Daniel Schneider: Das Handelsvolumen zwischen der Schweiz und Südafrika belief sich 2019 auf CHF 3,5 Milliarden. Südafrika macht etwas mehr als einen Fünftel des Handels der Schweiz mit Afrika aus. Trotz dieser Zahlen bleibt Afrika ein Handelspartner mit einem hohen Wachstumspotenzial, da nur 1,5% des Schweizer Aussenhandels auf diesen Kontinent entfallen. Ausserdem ist es interessant zu sehen, dass sich die Aktivitäten der Schweizer Unternehmen geographisch allmählich diversifizieren und sich nicht mehr nur auf Südafrika konzentrieren.

Was kann es den Schweizer KMU bringen, sich für Südafrika zu interessieren?

Schneider: Es gibt noch nicht allzu viel Konkurrenz. Die Schweizer KMU haben also die Möglichkeit, als Pioniere aufzutreten. Allerdings muss man manchmal bereit sein, die Preise für die Produkte und Dienstleistungen an den lokalen Markt anzupassen. Umgekehrt muss vor Ort das Bewusstsein der Käufer – seien es Privatpersonen, lokale Unternehmen oder öffentliche Einrichtungen – für die Bedeutung der Qualität geschärft werden, dafür dass man langfristig häufig weniger bezahlt, wenn der Preis höher ist. Diese Sensibilisierungsarbeit ist eine der Aufgaben des Swiss Business Hub.

Welche Art des Exports ist für Südafrika am besten geeignet?

Schneider: Im Moment betreibt die grosse Mehrheit der KMU dort ein reines Exportgeschäft. Mittelfristig kann es aber interessant sein, einen Partner vor Ort zu finden und eine Mischform anzustreben, indem man zum Beispiel die Fertigstellung der Produkte in das Land verlagert. Südafrika verfügt über eine gut ausgebaute Infrastruktur, politische Stabilität, eine diversifizierte Unternehmenslandschaft und einen gut entwickelten Finanzsektor. Man muss aber bereit sein, sich offen und flexibel zu zeigen, und darf keine Angst haben, sich an den Markt anzupassen, beispielsweise durch die Nutzung von Online-Plattformen usw.

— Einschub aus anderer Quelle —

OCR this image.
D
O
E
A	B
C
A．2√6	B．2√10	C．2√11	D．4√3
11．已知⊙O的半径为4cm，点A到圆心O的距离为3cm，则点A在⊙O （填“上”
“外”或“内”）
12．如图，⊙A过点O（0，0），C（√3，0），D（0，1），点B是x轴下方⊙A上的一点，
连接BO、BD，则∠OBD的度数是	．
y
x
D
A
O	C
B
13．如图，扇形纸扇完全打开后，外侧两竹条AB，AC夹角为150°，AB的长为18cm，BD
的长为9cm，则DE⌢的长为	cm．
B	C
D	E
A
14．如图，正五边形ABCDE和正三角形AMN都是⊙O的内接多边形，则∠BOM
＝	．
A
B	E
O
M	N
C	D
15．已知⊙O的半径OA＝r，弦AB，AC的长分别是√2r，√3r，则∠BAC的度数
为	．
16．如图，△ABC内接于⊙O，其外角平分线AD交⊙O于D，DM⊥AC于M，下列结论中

Mit welchen Herausforderungen sind die exportorientierten KMU hauptsächlich konfrontiert?

Schneider: Die KMU, die wir beraten, zeigen sich besorgt im Hinblick auf den Schutz der Investitionen, die Verfahren zur Eintragung ihres geistigen Eigentums oder in einigen Fällen die Pflicht, mit lokalen Stakeholdern zusammenzuarbeiten oder an öffentlichen Ausschreibungen teilzunehmen. Wir versuchen, ihnen zu zeigen, dass die makroökonomischen Bedingungen nicht zwangsläufig die Realität vor Ort widerspiegeln und dass man sich nicht entmutigen lassen darf. Wir raten dazu, ins Land zu kommen, ein Gefühl für den Markt zu bekommen und sich auszuprobieren. Und eher mittelfristig als kurzfristig an den Ertrag zu denken.

Welche Rolle spielt der Swiss Business Hub dabei?

Schneider: Wir bearbeiten pro Jahr rund 50 bis 100 Anfragen von Schweizer Unternehmen zu Projekten in unserem Gebiet. Davon gehen 20 bis 30 in die Umsetzung.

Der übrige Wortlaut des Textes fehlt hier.